The Central Bank affirmed that the level of inflation in the Dominican Republic is below the average of Latin America and that 10 of the 18 countries of the region have an annualized level of prices higher than the Dominican Republic.
And warned that making “an analysis of the behavior of inflation using periods longer than twelve months, in order to deliberately, for particular reasons and interests, present the country at this juncture as one of those with the highest inflation in the region, as recently done by some fellow economists and political leaders, is unfortunate and could contribute to alter the expectations of economic agents on the future evolution of prices and affect their spending and investment decisions”.
The BCRD in a document issued “in the interest of keeping economic agents and the general public properly educated, considers it appropriate to present some clarifying remarks on the recent behavior of inflation, using the conventional methodology most commonly used by international organizations, academics and financial analysts to monitor this variable in countries that have adopted an inflation targeting scheme, as is the case of the Dominican Republic and most Latin American economies. He emphasizes that a decade ago, the BCRD adopted an inflation targeting scheme (EMI), after a period of technical support from the International Monetary Fund (IMF) and advice from experts from the main central banks of the region, in which compliance with the target was established based on the result of the inter-annual variation of the consumer price index (CPI), that is, in a period of twelve months. The use of year-on-year or annualized inflation is based on the best practices of the most advanced countries with explicit inflation targets.
One of the most outstanding advantages of this type of monetary policy scheme is that it allows anchoring the expectations of economic agents and investors around the inflation target of the Central Bank, in order to create certainty and contribute to maintain a favorable business climate and macroeconomic stability.
In this sense, it expresses that “to make an analysis of the inflation behavior using periods longer than twelve months, in order to deliberately, for particular reasons and interests, present the country at this juncture as one of the countries with the highest inflation in the region, as recently done by some economist colleagues and political leaders, is unfortunate and could contribute to alter the expectations of the economic agents on the future evolution of prices and affect their spending and investment decisions.
The document, which is published in full elsewhere in this issue, states that an objective assessment clearly shows that the global inflationary situation of the last two years is a direct consequence of the impact of the Covid-19 pandemic, “which brought with it significant disruptions in production and supply chains, a notable rise in commodity prices, including oil, as well as significant increases in the cost of sea freight and containers, which have been more persistent due to the military conflict between Russia-Ukraine, two of the world’s largest producers of raw materials, and exacerbated the adverse global aggregate supply shock”.

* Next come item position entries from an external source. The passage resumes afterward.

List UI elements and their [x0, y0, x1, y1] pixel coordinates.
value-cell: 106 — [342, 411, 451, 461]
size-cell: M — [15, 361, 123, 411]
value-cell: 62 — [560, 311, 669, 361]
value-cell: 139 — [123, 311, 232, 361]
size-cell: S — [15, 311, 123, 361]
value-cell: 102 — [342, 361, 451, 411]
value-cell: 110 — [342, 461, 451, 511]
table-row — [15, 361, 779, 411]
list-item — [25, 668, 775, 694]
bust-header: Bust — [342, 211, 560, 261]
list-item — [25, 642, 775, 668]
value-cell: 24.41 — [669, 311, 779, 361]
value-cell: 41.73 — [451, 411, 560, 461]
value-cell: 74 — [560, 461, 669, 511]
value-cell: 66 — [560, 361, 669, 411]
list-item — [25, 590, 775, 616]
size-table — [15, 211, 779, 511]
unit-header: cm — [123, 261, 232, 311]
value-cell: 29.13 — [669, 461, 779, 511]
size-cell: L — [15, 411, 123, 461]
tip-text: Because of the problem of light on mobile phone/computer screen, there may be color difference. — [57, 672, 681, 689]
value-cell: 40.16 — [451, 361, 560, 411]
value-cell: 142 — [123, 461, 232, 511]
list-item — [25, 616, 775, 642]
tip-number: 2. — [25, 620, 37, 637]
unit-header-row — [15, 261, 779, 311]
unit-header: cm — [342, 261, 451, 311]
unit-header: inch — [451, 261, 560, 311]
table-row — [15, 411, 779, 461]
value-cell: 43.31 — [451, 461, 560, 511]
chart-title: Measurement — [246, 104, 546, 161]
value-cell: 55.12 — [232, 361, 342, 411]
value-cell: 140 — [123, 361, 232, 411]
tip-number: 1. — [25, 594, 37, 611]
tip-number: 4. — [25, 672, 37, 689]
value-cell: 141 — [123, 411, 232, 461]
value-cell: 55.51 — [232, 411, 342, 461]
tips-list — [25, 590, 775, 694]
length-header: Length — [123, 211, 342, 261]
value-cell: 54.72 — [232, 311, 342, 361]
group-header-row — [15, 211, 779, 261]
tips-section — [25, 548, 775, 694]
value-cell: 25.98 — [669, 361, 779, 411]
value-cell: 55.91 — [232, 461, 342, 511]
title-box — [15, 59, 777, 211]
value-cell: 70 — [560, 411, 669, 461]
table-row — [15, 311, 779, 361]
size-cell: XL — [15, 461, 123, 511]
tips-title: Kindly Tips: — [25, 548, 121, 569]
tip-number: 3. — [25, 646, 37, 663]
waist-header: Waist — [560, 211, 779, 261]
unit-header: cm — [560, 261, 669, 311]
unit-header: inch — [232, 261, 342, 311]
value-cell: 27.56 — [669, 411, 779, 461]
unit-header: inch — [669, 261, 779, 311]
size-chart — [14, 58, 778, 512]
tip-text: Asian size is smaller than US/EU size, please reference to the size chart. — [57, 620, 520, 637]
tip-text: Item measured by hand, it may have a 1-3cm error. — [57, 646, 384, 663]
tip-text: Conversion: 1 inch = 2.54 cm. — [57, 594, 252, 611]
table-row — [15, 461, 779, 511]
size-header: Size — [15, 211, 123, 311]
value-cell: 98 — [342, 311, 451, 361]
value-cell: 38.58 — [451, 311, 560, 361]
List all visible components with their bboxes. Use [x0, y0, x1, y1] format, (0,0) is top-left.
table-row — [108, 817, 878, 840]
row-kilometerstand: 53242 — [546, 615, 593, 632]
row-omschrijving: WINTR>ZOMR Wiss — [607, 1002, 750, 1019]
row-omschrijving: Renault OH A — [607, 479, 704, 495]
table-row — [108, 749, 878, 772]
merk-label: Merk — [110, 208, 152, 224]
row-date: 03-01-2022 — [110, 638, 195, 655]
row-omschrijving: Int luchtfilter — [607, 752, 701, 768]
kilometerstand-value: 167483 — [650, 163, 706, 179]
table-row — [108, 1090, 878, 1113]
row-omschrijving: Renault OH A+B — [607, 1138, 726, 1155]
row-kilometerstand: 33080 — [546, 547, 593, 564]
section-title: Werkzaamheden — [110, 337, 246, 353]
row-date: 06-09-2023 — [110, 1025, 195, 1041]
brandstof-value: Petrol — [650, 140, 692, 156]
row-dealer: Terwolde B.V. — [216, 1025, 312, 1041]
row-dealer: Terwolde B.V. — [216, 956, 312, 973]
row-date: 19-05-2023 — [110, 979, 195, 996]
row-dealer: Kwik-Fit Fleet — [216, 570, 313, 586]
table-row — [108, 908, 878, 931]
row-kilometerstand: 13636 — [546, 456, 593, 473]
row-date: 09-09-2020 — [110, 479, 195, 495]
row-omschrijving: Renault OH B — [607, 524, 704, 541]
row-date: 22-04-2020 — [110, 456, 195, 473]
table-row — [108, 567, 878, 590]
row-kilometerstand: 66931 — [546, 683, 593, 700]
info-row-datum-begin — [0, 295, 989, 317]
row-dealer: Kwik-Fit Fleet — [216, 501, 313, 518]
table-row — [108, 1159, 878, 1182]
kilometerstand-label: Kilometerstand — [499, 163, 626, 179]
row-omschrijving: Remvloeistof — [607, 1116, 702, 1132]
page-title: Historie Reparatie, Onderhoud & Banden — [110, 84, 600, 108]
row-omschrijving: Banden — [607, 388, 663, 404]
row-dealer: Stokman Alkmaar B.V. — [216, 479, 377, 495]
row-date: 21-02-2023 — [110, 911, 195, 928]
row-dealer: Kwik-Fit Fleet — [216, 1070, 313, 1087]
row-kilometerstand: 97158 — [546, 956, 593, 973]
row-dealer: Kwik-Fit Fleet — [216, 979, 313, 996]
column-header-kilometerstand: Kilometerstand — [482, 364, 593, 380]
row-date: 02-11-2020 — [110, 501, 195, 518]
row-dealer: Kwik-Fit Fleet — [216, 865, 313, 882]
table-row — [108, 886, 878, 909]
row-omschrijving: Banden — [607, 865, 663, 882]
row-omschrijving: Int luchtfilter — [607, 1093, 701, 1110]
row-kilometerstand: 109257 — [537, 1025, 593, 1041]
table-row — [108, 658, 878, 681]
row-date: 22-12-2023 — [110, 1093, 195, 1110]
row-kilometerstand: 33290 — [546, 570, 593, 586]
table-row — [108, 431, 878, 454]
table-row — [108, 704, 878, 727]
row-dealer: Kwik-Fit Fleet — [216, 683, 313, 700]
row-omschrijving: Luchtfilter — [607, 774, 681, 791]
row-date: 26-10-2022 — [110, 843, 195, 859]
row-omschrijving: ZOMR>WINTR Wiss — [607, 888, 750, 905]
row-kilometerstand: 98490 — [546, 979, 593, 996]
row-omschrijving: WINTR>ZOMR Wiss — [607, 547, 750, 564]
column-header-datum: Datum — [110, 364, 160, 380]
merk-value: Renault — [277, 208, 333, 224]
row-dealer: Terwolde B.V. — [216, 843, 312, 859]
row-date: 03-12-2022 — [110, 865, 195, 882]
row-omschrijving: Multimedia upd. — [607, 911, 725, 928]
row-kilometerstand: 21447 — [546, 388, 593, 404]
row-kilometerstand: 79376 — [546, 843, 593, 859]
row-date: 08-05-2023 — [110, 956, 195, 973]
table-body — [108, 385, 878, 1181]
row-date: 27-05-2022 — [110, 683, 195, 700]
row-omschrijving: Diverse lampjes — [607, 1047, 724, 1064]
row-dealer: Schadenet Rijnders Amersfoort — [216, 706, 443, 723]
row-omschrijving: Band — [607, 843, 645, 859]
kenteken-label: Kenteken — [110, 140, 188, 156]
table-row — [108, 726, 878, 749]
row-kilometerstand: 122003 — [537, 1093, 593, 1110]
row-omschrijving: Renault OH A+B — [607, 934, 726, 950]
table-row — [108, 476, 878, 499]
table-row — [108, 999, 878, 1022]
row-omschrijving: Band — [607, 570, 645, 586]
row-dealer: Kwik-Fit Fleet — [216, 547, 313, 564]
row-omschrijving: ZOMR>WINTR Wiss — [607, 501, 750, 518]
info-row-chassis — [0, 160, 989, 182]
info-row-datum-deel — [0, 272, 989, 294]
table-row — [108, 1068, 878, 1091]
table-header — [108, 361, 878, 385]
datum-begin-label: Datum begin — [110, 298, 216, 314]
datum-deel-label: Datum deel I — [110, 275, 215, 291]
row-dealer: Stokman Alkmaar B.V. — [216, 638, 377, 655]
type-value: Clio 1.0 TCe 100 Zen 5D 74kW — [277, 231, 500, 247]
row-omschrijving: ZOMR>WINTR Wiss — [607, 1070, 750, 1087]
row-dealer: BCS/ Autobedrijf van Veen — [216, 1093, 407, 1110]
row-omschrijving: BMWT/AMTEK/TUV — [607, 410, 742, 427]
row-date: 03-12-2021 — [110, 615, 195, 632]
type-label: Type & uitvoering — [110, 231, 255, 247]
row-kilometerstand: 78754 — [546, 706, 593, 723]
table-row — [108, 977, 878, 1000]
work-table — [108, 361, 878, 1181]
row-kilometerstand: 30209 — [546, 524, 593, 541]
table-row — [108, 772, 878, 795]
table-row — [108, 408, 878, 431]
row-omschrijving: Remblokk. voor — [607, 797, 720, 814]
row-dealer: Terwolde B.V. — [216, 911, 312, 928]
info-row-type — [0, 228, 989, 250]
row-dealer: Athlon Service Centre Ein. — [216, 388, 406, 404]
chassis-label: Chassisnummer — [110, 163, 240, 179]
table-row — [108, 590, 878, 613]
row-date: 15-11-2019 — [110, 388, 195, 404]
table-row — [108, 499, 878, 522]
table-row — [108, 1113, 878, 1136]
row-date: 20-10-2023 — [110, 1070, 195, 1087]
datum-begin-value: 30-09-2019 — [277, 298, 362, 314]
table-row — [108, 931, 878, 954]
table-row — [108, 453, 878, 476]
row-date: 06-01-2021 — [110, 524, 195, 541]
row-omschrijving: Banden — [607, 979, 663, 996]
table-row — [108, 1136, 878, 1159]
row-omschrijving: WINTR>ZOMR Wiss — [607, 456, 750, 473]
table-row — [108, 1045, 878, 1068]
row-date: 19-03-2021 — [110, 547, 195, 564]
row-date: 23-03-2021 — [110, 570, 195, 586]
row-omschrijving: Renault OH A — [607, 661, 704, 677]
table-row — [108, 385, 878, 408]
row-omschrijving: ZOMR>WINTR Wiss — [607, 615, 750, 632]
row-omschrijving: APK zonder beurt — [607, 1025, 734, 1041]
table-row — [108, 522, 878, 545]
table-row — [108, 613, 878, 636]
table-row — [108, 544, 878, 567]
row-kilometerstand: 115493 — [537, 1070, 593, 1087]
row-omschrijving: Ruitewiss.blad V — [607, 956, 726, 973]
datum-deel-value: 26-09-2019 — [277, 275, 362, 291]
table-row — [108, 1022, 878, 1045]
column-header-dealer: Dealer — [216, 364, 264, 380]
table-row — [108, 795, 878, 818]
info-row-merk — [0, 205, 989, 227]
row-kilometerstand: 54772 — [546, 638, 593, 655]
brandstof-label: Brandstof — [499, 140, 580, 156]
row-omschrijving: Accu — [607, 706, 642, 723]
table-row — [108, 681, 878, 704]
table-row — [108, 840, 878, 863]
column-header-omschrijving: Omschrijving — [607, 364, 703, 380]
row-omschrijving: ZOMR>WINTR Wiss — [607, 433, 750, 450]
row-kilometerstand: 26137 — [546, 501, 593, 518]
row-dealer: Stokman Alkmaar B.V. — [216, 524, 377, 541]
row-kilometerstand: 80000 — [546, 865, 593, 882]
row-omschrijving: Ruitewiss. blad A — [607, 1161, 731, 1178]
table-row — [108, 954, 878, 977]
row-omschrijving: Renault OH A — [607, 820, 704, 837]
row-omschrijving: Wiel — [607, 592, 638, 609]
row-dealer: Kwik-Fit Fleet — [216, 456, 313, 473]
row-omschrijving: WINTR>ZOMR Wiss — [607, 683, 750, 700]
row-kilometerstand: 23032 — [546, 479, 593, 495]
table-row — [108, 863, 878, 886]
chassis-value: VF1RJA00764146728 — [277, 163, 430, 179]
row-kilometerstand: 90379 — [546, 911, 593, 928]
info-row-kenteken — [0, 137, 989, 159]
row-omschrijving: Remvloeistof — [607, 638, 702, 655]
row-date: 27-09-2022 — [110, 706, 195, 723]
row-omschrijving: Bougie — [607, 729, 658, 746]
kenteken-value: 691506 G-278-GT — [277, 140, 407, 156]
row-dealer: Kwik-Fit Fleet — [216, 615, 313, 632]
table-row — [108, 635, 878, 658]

In those with lower inflation there are dollarized
The BCRD highlights that when making a comparison of inter-annual inflation from July 2021 to July 2022 in Latin America, which is the appropriate period to monitor inflation in the countries, it is observed that the annualized inflation of the country is located below the median, which means that 10 countries of the list of 18 register an annualized variation of the CPI higher than that of the DR”. It cites the cases of Venezuela, with an inflation of 137.1 %, Argentina (71.0 %), Chile (13.1 %), Costa Rica (11.5 %), Nicaragua (11.5 %), Paraguay (11.1 %), Honduras (10.9 %), Colombia (10.2 %), Brazil (10.1 %) and Uruguay (9.6 %). It highlights that, of the seven countries with lower inflation than the domestic one, three are dollarized, so they would not be comparable since they do not follow an independent monetary policy scheme. “Similarly, in terms of accumulated inflation in January-July 2022, the country is in the same position with respect to its Latin American peers,” he says. He exposes that “a revealing fact that some political analysts have tried to ignore in their eagerness to detract from the efforts made to stabilize the behavior of domestic prices is that after Uruguay and Guatemala, the Dominican Republic is the country with the smallest deviation with respect to the center of its inflation target range within all those that follow this monetary policy scheme in the region”.